Il n’a pas choisi celle du grand format. C’est une fierté d’apparaître dans ce format chez cet éditeur, derrière un grand nom.

 

En revanche, quand il a reçu celle du format poche, il a dit « quelle horreur, je n’en veux pas, c’est un contresens complet ». Pour lui, rien ne renvoie au XIXème siècle, ni à Narcisse. Mais il n’a pas eu le choix. L’éditeur a dit « faites moi confiance », et François Garde a avoué qu’en librairie les ventes marchaient bien avec cette couverture. En Allemagne, c’est une autre illustration qui a été choisie : un tableau avec un petit personnage. C’est plus représentatif, mais moins pêchu au niveau marketing.

 

 

 

A-t-il lu le livre de Narcisse Pelletier ?

 

Non, car c’est un livre difficile à se procurer. Et puis heureusement, car s’il l’avait lu, il se serait trop documenté, et son livre aurait alors été un documentaire et non plus une fiction.

 

 

 

Des personnages réels ont-ils inspiré ceux de son livre ?

 

Non, pas pour les personnages. Mais pour les scènes de la vie, il s’est inspiré des milieux politiques qu’il connaît bien, et de leurs engrenages.

 

 

 

Qu’est-ce qui l’a poussé à écrire, à devenir écrivain ?

 

« C’est vaniteux » dit-il, « mais j’ai toujours su que je serai écrivain ». Il écrit depuis l’école primaire et a toujours eu envie d’écrire des romans.
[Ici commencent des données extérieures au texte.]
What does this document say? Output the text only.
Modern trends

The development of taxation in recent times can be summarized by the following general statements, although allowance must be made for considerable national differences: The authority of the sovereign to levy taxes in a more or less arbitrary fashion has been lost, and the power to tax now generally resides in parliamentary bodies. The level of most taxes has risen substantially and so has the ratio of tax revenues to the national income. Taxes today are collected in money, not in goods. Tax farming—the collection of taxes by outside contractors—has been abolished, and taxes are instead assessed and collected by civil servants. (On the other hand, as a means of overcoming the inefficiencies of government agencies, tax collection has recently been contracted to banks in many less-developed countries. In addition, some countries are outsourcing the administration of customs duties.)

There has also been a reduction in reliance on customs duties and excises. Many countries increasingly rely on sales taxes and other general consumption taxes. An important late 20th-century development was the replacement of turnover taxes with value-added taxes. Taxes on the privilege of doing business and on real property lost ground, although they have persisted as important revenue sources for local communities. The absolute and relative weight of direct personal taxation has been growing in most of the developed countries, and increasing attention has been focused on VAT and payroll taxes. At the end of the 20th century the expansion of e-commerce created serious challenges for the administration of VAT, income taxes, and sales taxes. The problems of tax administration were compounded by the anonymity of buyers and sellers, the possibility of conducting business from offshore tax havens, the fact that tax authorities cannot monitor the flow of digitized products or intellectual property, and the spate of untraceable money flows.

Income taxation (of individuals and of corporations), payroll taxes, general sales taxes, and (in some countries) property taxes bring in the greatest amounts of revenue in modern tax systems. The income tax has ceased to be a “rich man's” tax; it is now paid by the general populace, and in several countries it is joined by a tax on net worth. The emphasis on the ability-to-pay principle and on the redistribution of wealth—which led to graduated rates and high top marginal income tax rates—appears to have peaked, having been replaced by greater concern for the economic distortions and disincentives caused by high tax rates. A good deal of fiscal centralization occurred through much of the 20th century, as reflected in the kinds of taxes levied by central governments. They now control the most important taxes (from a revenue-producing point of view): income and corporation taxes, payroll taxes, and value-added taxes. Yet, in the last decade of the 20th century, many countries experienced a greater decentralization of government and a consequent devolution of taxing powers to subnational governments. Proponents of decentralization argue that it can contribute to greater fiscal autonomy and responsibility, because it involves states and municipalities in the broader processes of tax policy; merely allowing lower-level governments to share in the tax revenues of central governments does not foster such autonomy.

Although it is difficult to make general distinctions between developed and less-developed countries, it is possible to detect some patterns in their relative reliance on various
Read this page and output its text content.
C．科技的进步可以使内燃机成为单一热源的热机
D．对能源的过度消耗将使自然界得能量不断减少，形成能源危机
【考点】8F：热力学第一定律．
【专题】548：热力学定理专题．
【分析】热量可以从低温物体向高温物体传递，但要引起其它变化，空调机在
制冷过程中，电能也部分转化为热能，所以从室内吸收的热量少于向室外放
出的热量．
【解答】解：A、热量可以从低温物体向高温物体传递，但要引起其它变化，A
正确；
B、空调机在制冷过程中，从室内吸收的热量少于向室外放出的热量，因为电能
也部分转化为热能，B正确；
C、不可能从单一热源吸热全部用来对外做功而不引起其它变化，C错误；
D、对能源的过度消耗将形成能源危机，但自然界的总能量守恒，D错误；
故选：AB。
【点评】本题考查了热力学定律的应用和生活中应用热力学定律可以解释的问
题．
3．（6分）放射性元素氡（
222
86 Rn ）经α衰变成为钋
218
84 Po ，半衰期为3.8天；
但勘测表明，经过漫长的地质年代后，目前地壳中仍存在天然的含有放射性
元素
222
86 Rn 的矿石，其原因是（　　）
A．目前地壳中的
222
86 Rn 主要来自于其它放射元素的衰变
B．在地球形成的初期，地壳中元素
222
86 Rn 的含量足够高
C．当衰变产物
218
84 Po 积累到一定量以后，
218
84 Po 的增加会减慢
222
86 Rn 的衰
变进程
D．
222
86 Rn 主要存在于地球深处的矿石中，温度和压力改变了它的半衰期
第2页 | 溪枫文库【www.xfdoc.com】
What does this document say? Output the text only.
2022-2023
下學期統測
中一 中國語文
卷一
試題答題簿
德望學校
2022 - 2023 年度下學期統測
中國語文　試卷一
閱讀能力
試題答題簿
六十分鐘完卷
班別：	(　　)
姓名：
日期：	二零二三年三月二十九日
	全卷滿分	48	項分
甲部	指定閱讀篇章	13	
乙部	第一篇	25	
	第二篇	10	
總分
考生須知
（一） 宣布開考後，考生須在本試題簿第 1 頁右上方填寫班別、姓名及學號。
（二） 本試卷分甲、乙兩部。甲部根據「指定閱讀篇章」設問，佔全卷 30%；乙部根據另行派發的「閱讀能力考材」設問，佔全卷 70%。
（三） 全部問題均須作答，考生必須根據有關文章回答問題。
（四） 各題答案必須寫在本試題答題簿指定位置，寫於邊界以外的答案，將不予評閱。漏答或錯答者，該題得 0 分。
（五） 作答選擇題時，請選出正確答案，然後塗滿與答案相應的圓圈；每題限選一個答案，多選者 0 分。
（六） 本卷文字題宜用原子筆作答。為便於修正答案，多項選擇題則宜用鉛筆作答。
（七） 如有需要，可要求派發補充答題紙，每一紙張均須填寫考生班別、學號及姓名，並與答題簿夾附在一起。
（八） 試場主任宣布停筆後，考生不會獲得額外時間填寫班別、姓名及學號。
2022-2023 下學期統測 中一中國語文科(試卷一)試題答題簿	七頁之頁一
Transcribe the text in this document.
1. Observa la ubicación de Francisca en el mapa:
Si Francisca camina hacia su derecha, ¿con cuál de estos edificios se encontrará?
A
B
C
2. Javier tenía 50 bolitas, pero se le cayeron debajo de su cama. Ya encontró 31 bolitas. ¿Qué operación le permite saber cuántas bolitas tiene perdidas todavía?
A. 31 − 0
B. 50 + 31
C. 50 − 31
Il est triste pendant un an ou deux quand un de ses romans n’est pas accepté par un éditeur et reste dans un tiroir ; puis il arrive à repartir pour une nouvelle écriture.

 

 

 

Y a-t-il une hiérarchie dans la tribu ?

 

Durant l’écriture du roman, il a donné à chaque personnage de la tribu un caractère romanesque. Il a puisé dans ses lectures ethnographiques faites quand il vivait dans le Pacifique. Le fonctionnement de la tribu est culturel du Pacifique, pas d’ici. C’est un fonctionnement très profondément ancré. C’est normal que les chasseurs mangent en premier ; de leur chasse dépend la vie de la tribu. Ce n’est pas choquant, c’est culturel. La vieille a moins d’importance qu’un chasseur. C’est donc elle qu’on envoie au contact de Narcisse, car on ne sait pas s’il est dangereux ou pas.

 

L’anneau arraché ainsi que les vêtements de Narcisse font référence à la naissance par le sang et la nudité. Il ne sait pas parler la langue, il redevient donc un bébé. On lui donne alors une maman qui est la vieille.

 

 

 

A-t-il un premier lecteur ?

 

Dans son cercle privé, il n’y en a pas. Pour François Garde, faire lire à des proches ne sert à rien. Ils disent « c’est bien », mais n’apportent rien. Il faut faire lire par un professionnel, donc l’éditeur.

 

 

 

Est-il satisfait de son travail ?

 

« Oui, beaucoup », répond-il.

 

 

 

Les romans qui restent au fond des tiroirs

 

Il les oublie. Ils ne sont pas bons, il a compris pourquoi. Il ne revient plus dessus ; Son « opus one » c’est Ce qu’il advint du sauvage blanc. Tous les autres après ont été publiés. Les autres, écrits avant, ce sont des ébauches sur lesquelles il ne revient plus.

 

 

 

Son personnage préféré

 

Octave. Narcisse subit, ne bouge pas. Il ne bouge tellement pas, que si ça fonctionne dans le livre, ce sera plus difficile dans une adaptation filmique. Que faire d’un rôle de Narcisse Pelletier trop insipide. Il faut un grand acteur. Le producteur a vu le problème.

 

 

 

Fait-il des fiches profils pour ses personnages ?

 

Non. Mais Dan Brown qu’il a rencontré dans la grande librairie oui. Il n’a pas besoin de ce genre de fiche. Les personnages sont découverts au fur et à mesure du livre par leurs gestes, leurs actions. Le roman n’existe pas avant d’être écrit. C’est quand il raconte par écrit que le roman commence à exister. Il le construit au fur et à mesure. Par exemple, il ne sait pas au départ qu’il va avoir besoin de créer la sœur d’Octave. Quand il écrit, il ne sait pas où il va. Il ne sait pas à l’avance ce qui va se passer. C’est ce qui le pousse à écrire, il n’a pas de fiche sur la trame.

 

 

 

A-t-il craint que cette histoire ne plaise pas au public ?

 

Non. Rien que d’être publié chez Gallimard était une immense fierté. Le livre était bon, publié par Gallimard, c’était fantastique. Le hasard a fait que la rencontre avec le public s’est faite. D’avoir écrit ce roman est une réussite. Le reste suit et ce n’est que du plus.

 

« Quand j’écris mon histoire, à aucun moment je n’écris en pensant à un public éventuel. On écrit pour soi. Il n’y a pas de public. Quand tu ouvres ton livre, c’est toi et moi, les yeux dans les yeux »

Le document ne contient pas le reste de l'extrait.